The artist-run space is screening a quirky, fascinating video from Miami’s Dennis Scholl and Marlon Johnson, “Les Outils Du Jeu,” or “Tools of the Game.” So let’s first put together disparate elements: the history of the baseball bat – the famed Louisville Slugger – and a 1913 score from French composer Claude Debussy, “Jeux.” Then take entirely found, archival footage of the story of the bat, from its origins in the forest, to the logging of the tree trunk, to the instrument in the hands of players on a baseball diamond, and let that footage flow to the symphony. ““We wanted the film to be in service to the music, not the other way around, as most films are scored,” said Scholl.

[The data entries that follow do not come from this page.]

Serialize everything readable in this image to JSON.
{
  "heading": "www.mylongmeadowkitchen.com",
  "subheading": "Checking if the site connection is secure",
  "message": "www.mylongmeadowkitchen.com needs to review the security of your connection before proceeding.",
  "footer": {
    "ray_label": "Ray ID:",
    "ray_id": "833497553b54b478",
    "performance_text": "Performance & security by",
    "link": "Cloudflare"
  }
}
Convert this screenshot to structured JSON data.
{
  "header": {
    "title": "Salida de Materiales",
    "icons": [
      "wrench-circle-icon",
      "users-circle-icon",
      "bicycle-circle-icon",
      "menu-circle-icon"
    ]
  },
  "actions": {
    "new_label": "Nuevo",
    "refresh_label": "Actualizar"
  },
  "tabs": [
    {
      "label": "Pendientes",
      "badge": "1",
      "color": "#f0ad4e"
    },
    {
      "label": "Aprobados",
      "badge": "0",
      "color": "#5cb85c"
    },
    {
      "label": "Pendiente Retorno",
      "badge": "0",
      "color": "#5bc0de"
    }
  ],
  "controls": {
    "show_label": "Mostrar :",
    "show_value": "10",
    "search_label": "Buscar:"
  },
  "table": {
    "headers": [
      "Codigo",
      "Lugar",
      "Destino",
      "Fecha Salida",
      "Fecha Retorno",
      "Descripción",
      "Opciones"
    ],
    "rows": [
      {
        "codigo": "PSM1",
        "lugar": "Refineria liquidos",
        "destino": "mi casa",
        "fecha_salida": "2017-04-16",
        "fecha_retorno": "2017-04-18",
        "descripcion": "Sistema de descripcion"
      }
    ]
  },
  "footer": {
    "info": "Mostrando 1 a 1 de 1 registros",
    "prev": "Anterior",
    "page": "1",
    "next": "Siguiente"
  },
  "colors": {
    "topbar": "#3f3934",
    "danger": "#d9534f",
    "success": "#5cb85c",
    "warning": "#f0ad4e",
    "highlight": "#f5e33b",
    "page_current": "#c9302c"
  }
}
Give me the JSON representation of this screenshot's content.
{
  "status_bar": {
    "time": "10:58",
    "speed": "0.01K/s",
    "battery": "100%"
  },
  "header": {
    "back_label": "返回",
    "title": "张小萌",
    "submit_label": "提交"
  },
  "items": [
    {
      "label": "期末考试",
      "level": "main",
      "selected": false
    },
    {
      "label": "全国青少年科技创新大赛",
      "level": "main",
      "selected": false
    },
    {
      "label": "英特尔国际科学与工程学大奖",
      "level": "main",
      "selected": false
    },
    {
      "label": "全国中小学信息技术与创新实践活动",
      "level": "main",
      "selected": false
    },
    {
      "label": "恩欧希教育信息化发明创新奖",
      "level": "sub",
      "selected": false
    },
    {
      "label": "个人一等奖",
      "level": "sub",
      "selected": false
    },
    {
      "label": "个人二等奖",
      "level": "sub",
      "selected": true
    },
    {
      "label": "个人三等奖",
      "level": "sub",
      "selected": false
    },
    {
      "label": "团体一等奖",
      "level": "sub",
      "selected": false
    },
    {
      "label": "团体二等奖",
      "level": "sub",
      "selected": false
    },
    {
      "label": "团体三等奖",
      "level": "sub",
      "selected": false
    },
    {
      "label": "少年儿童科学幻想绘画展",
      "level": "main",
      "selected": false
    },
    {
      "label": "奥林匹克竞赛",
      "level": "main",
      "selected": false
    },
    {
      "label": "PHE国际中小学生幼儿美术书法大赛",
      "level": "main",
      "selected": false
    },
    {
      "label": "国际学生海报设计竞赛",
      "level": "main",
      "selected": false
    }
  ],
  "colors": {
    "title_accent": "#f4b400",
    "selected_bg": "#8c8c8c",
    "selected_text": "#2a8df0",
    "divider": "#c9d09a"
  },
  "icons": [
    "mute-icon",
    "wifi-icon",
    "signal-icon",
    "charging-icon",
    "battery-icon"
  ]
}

Debussy’s work synced with the Impressionist painters of his time; “Jeux,” or “Game,” itself broke new ground as a work commissioned by Sergei Diaghilev for his innovative Ballets Russes company. (The choreography initially revolved around the story of a couple told through a game of tennis.) In 2017, Conductor Teddy Abrams chose the piece for the Louisville Orchestra, and commissioned Scholl and Johnson to produce an accompanying film. Because of the orchestra’s roots, the filmmakers decided that the story of the Louisville Slugger was the perfect fit – and it’s all come together in this experimental film.